Egypt, the ancient cradle of civilization and now swinging bachelor pad of the Muslim Bro-hood is one of PD’s top choices for a summer vacay. From the super friendly Bedouins (whom will feed you while you are held captive), to the luxury resorts of Sharm el Sheik patrolled by security officials with AK-47s, Egypt really does offer something for everybody.
If you are in the market for a summer bride, look no further than an Egypt contact agency to navigate the limited red tape. Looking for a husband? Well, ladies, Cairo is a city teeming with men that are looking for a good time.
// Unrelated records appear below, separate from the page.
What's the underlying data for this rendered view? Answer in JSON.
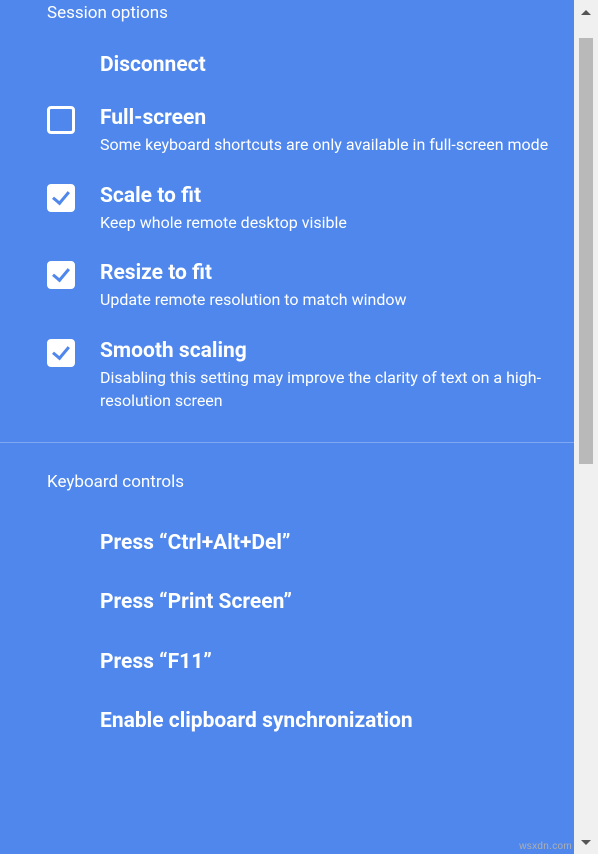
{
  "sessionOptions": {
    "header": "Session options",
    "disconnect": "Disconnect",
    "fullscreen": {
      "title": "Full-screen",
      "desc": "Some keyboard shortcuts are only available in full-screen mode",
      "checked": false
    },
    "scaleToFit": {
      "title": "Scale to fit",
      "desc": "Keep whole remote desktop visible",
      "checked": true
    },
    "resizeToFit": {
      "title": "Resize to fit",
      "desc": "Update remote resolution to match window",
      "checked": true
    },
    "smoothScaling": {
      "title": "Smooth scaling",
      "desc": "Disabling this setting may improve the clarity of text on a high-resolution screen",
      "checked": true
    }
  },
  "keyboardControls": {
    "header": "Keyboard controls",
    "ctrlAltDel": "Press “Ctrl+Alt+Del”",
    "printScreen": "Press “Print Screen”",
    "f11": "Press “F11”",
    "clipboard": "Enable clipboard synchronization"
  },
  "watermark": "wsxdn.com"
}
While in the capital city of Cairo, be sure to check out the National Museum to marvel at the relics of yesteryear (at least those not looted out last year). Hit up the Pizza Hut across the street from the Sphinx and other pyramids. If you mention PD, they’ll give you a discounted order of cheese bread.
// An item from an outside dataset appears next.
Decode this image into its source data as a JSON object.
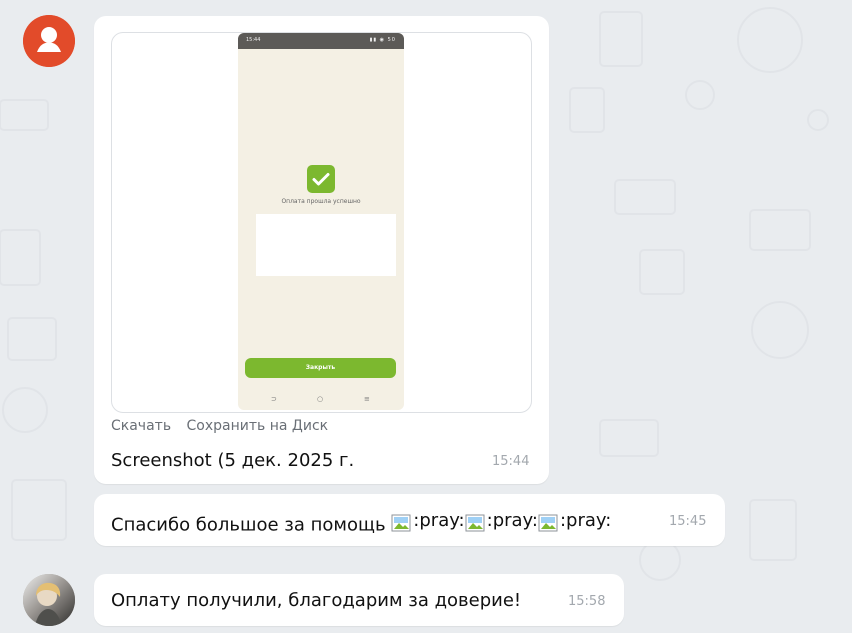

Have a seat and some jasmine tea, or a 7up, at one of the perfume factories, where they will offer off-license Hugo Boss and Chanel #5. Remember not to give money to any of the begging children in the street—they’ll only use it to huff paint.
Take a Nile cruise, but steer clear of any of the on-board salad, unless you want to be heaving your guts out later on the bus ride back. Play I Spy with debris and garbage along the motorway. “I spy a cow carcass!”
Don’t worry if you’re Jewish, because Egyptians love the Jews. Love, love, love them! They would never ever do a bad thing to a person, just because someone thought they might be of Jewish descent.
Still not sure? Bring your Star of David and just see how tolerant the Egyptians in the street are!